Q - Vous avez récemment critiqué le gouvernement de la RDC, par rapport notamment aux élections. Vous avez dit: la solution, c’est plutôt de lutter pacifiquement pour la libération totale de notre pays. Après cela, viendra le temps des élections libres, crédibles et transparentes. Que vouliez-vous dire exactement?

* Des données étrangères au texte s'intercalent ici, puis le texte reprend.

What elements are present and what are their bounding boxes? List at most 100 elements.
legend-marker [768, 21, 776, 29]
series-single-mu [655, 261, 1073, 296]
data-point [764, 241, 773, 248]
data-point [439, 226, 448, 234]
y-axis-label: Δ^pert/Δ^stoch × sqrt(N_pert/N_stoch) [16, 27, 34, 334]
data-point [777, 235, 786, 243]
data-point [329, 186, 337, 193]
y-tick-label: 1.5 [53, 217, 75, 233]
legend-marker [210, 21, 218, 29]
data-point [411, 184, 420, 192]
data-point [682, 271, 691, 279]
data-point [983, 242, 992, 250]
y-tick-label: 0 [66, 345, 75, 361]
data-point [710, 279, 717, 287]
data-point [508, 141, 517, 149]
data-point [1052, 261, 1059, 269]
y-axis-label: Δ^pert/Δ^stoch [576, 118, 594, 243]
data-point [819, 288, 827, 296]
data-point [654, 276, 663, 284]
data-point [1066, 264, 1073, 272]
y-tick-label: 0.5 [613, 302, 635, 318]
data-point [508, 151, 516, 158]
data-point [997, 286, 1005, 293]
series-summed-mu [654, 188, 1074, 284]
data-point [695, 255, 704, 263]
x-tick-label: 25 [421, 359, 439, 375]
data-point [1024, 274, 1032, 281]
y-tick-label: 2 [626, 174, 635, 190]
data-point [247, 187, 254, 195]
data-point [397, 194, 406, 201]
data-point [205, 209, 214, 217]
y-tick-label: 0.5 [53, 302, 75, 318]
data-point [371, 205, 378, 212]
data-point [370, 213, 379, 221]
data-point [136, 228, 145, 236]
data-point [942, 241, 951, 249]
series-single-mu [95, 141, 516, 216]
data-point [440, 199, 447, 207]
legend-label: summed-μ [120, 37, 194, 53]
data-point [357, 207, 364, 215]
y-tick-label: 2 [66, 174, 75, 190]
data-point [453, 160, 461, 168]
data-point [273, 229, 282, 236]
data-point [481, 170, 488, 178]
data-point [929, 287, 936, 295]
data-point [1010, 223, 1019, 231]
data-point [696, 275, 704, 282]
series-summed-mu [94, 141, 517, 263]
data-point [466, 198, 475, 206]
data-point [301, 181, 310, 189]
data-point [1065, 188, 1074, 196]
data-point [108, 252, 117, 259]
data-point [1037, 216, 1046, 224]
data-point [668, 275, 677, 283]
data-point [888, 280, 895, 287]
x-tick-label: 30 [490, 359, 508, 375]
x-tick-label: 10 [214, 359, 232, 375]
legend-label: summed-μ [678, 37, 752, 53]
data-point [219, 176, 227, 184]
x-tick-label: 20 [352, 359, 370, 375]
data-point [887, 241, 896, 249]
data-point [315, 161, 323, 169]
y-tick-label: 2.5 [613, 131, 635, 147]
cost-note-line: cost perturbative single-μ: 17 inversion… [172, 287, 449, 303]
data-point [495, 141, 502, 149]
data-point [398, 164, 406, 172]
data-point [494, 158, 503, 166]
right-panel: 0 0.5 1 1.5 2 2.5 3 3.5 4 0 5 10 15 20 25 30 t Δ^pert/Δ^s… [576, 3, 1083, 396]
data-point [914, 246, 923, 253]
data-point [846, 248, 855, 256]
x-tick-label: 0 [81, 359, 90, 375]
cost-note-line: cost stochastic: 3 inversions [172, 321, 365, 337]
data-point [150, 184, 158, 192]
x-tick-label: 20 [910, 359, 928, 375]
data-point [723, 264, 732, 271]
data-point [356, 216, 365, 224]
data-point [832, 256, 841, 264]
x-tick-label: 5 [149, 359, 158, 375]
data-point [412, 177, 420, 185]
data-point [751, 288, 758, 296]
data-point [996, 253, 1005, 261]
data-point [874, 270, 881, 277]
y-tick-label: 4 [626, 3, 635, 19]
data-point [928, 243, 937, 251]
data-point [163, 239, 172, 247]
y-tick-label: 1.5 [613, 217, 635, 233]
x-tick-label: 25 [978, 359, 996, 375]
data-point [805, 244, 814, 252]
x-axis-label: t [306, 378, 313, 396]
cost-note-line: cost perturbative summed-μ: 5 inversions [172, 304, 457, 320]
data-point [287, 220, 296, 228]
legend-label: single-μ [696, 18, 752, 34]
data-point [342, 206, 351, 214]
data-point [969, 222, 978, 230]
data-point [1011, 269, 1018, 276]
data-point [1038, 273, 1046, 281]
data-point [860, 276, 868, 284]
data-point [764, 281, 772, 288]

R. Je me réfère tout simplement à l'article 64 de notre Constitution. Je considère que le pouvoir en place est illégal et illégitime, et normalement il est du devoir de tout Congolais d’arrêter toute personne ou groupe d’individus qui essayent de prendre le pouvoir par la force. Après 2016, nous attendons le 23 décembre. On verra ce qui va se passer, mais mon espoir est que les élections, si elles se tiennent le 23 décembre, seront acceptées par toutes les parties, l'opposition et le pouvoir. Mais à notre avis, lorsque le gouvernement n’a pas été en mesure d’organiser les élections dans les délais impartis, il serait logique que ce pouvoir puisse donner une transition qui permettrait d’organiser des élections libres, transparentes et crédibles, et qui peuvent ouvrir le Congo à une ère sans violence.
Q- Allez-vous voter le 23 décembre?
R. Je suis citoyen, je suis enregistré, je vais voter. Je suis citoyen.